Внизу, впаявшись в каменный хаос у озера, вздымался надо льдом надменно-чёрный корабельный нос. Махина гигантского судна угольного окраса впаялась в розовый восход. Она рвалась ввысь из ледяных объятий, из бирюзово-призрачной надскальной стыни. Окольцевали озеро неистово-изумрудные острова растительного буйства. Они светились кое-где янтарной желтизной: навис над Араратом поздний август и всё, способное плодоносить коротким приполярным летом этой высоты, – плодоносило, сменив незрелую зелёность юности на жухлое бессилье увяданья.
– Лёд в озере тает раз в десять лет, – пробился к слуху Прохорова голос Григоряна, – тогда судно всплывает и ползёт на берег на два-три шага.

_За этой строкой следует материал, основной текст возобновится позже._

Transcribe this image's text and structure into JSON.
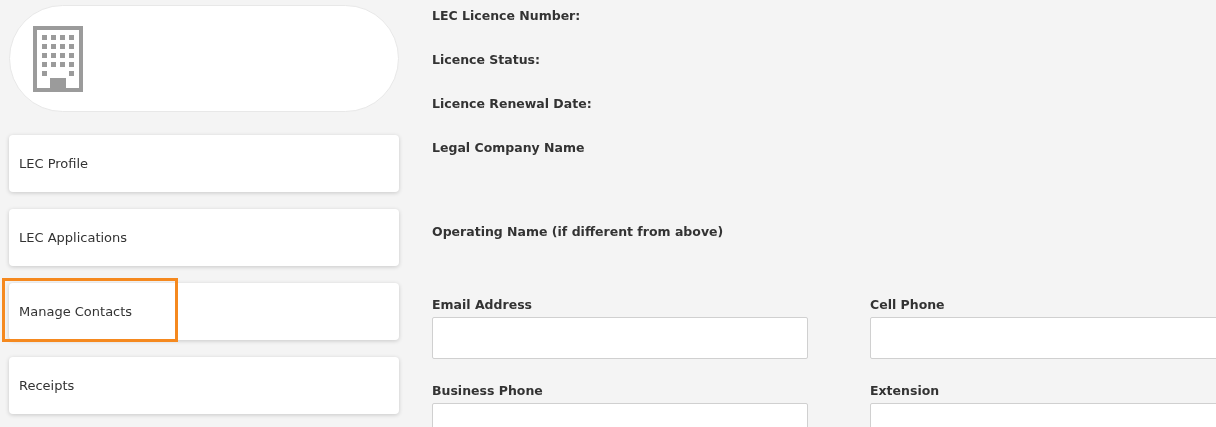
{
  "nav": [
    {
      "label": "LEC Profile",
      "highlighted": false
    },
    {
      "label": "LEC Applications",
      "highlighted": false
    },
    {
      "label": "Manage Contacts",
      "highlighted": true
    },
    {
      "label": "Receipts",
      "highlighted": false
    }
  ],
  "info": [
    {
      "label": "LEC Licence Number:",
      "kind": "line"
    },
    {
      "label": "Licence Status:",
      "kind": "line"
    },
    {
      "label": "Licence Renewal Date:",
      "kind": "line"
    },
    {
      "label": "Legal Company Name",
      "kind": "block"
    },
    {
      "label": "Operating Name (if different from above)",
      "kind": "block"
    }
  ],
  "fields": [
    {
      "label": "Email Address"
    },
    {
      "label": "Cell Phone"
    },
    {
      "label": "Business Phone"
    },
    {
      "label": "Extension"
    }
  ]
}
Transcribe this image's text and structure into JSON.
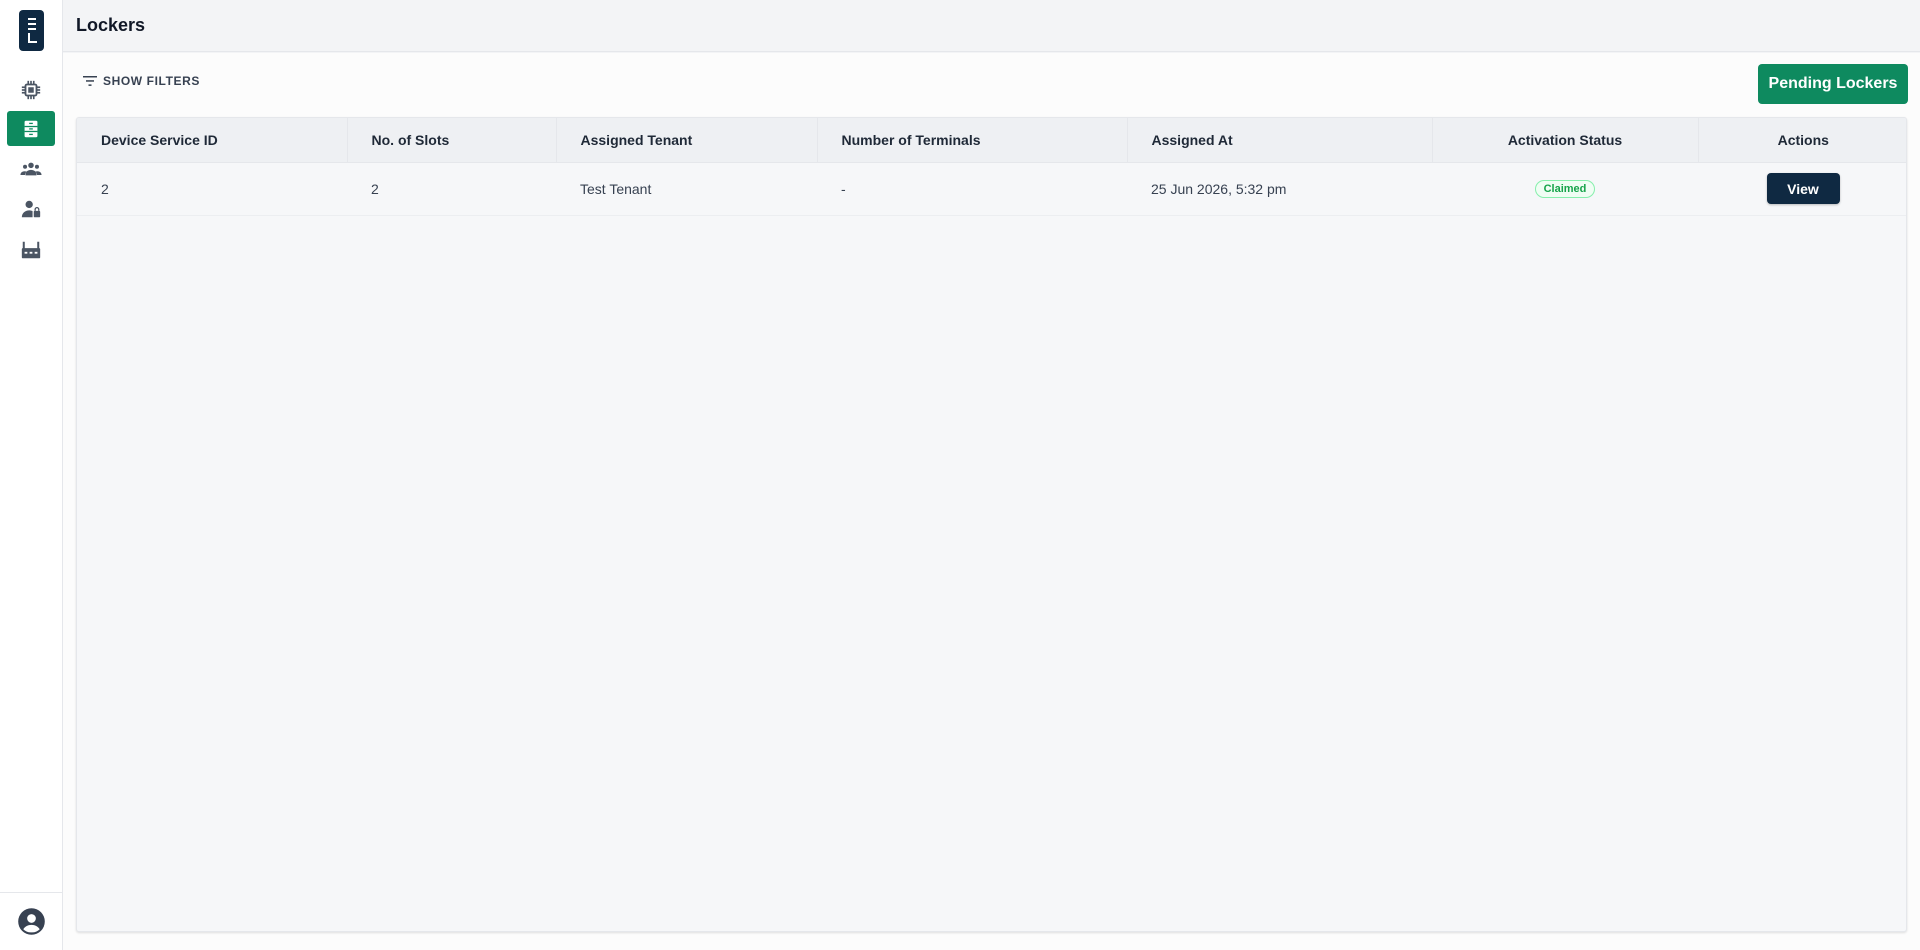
{
  "app": {
    "logo_letter": "L",
    "accent_color": "#0e8a5f",
    "brand_dark": "#0f2942"
  },
  "sidebar": {
    "items": [
      {
        "icon": "chip-icon",
        "active": false
      },
      {
        "icon": "lockers-icon",
        "active": true
      },
      {
        "icon": "users-group-icon",
        "active": false
      },
      {
        "icon": "user-badge-icon",
        "active": false
      },
      {
        "icon": "factory-icon",
        "active": false
      }
    ],
    "profile_icon": "account-circle-icon"
  },
  "header": {
    "title": "Lockers"
  },
  "toolbar": {
    "filters_label": "SHOW FILTERS",
    "pending_label": "Pending Lockers"
  },
  "table": {
    "columns": [
      "Device Service ID",
      "No. of Slots",
      "Assigned Tenant",
      "Number of Terminals",
      "Assigned At",
      "Activation Status",
      "Actions"
    ],
    "rows": [
      {
        "device_service_id": "2",
        "slots": "2",
        "tenant": "Test Tenant",
        "terminals": "-",
        "assigned_at": "25 Jun 2026, 5:32 pm",
        "status": "Claimed",
        "action": "View"
      }
    ]
  }
}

– Ноев… Ковчег!! – сквозь спазм в горле выхрипнул Василий.
– Он самый.
– Длиною… за сто метров…
– Сто пятьдесят на двадцать пять и на пятнадцать. И бортовой лацпорт его – шесть метров. Размеры больше, чем у крейсера Авроры. Подобный грузовой класс судов "RO-RO", по-русски "Вкатывай-выкатывай", с таким бортовым лацпортом появился в мире года четыре назад. Но из металла. А деревянных, как этот ковчег с его размерами, – нет до сих пор. Кишка тонка у нынешней цивилизации. И по прогнозам корабелов они не могут появиться в этом веке: у нас нет технологий построения таких судов. И не растут уже такие деревья.

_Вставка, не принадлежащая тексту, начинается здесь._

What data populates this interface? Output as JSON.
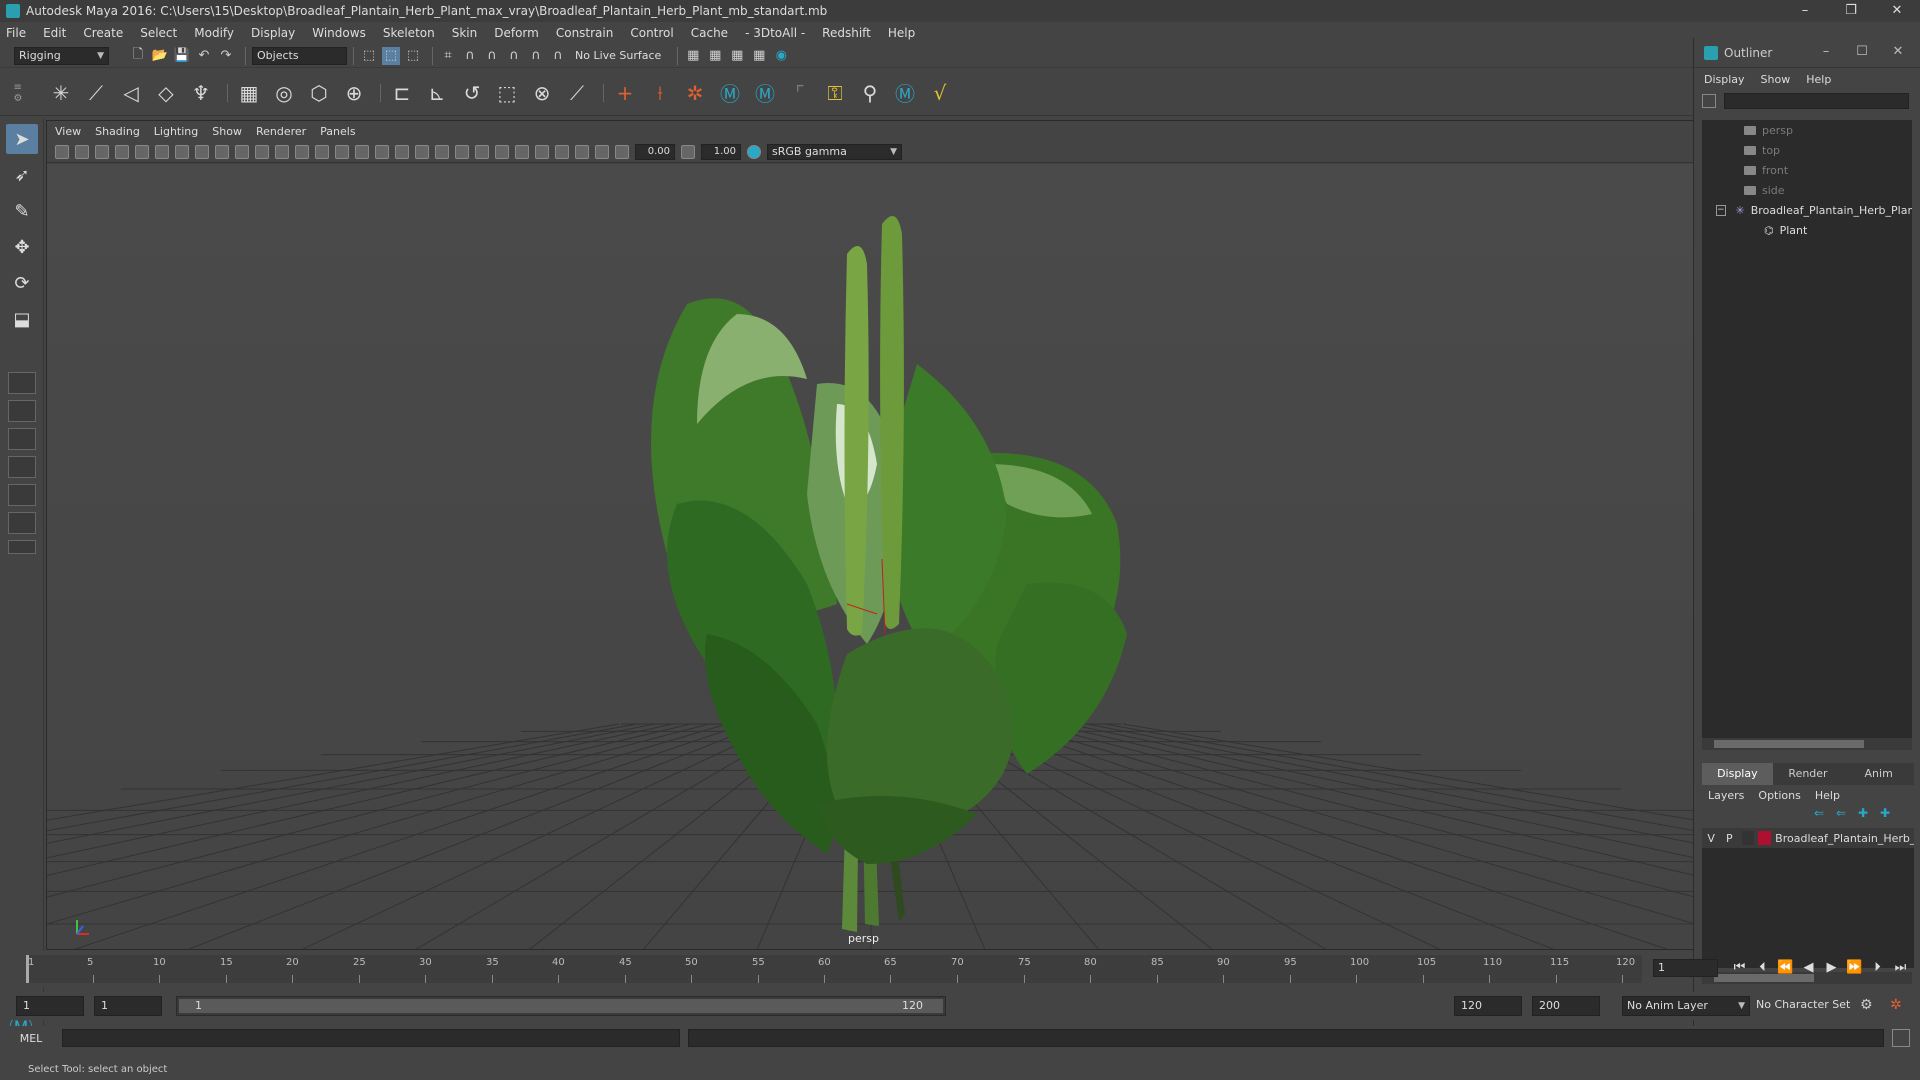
{
  "window": {
    "title": "Autodesk Maya 2016: C:\\Users\\15\\Desktop\\Broadleaf_Plantain_Herb_Plant_max_vray\\Broadleaf_Plantain_Herb_Plant_mb_standart.mb",
    "minimize": "–",
    "maximize": "❐",
    "close": "✕"
  },
  "menubar": [
    "File",
    "Edit",
    "Create",
    "Select",
    "Modify",
    "Display",
    "Windows",
    "Skeleton",
    "Skin",
    "Deform",
    "Constrain",
    "Control",
    "Cache",
    "- 3DtoAll -",
    "Redshift",
    "Help"
  ],
  "statusline": {
    "menuset": "Rigging",
    "selection_mode": "Objects",
    "live_surface": "No Live Surface"
  },
  "viewport": {
    "menu": [
      "View",
      "Shading",
      "Lighting",
      "Show",
      "Renderer",
      "Panels"
    ],
    "exposure": "0.00",
    "gamma": "1.00",
    "color_space": "sRGB gamma",
    "camera_label": "persp"
  },
  "outliner": {
    "title": "Outliner",
    "menu": [
      "Display",
      "Show",
      "Help"
    ],
    "cameras": [
      "persp",
      "top",
      "front",
      "side"
    ],
    "group": "Broadleaf_Plantain_Herb_Plant",
    "child": "Plant",
    "expander": "−"
  },
  "layers": {
    "tabs": [
      "Display",
      "Render",
      "Anim"
    ],
    "menu": [
      "Layers",
      "Options",
      "Help"
    ],
    "row": {
      "v": "V",
      "p": "P",
      "name": "Broadleaf_Plantain_Herb_Plant",
      "color": "#b01030"
    }
  },
  "timeline": {
    "ticks": [
      "5",
      "10",
      "15",
      "20",
      "25",
      "30",
      "35",
      "40",
      "45",
      "50",
      "55",
      "60",
      "65",
      "70",
      "75",
      "80",
      "85",
      "90",
      "95",
      "100",
      "105",
      "110",
      "115",
      "120"
    ],
    "start_label": "1",
    "current_frame": "1"
  },
  "range": {
    "start": "1",
    "playback_start": "1",
    "slider_start": "1",
    "slider_end": "120",
    "playback_end": "120",
    "end": "200",
    "anim_layer": "No Anim Layer",
    "character_set": "No Character Set"
  },
  "cmdline": {
    "label": "MEL"
  },
  "helpline": {
    "text": "Select Tool: select an object"
  }
}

– Так значит… весь библейский миф – реальность: потоп, ковчег, где всякой твари по паре, Ной с тремя сынами…
– Те твари, что тебя одолевали, потомки африканской фауны, выпущенной с ковчега.
– Африканской?
– Ной, обученный ИМИ, строил это судно по ИХ чертежам на горе Килиманджаро, на высоте двух миль. Вся живность и геномо-банки были доставлены на ковчег перед потопом с предгорий и самой горы. А дерево, из коего сбит корабельный корпус, – килиманджарский олеандр, пропитанный смолою мумиё. Ной и команда лечились им во время плаванья от всех болезней. Она лечебна до сих пор и ценится дороже платины. За ней идёт охота во всем мире.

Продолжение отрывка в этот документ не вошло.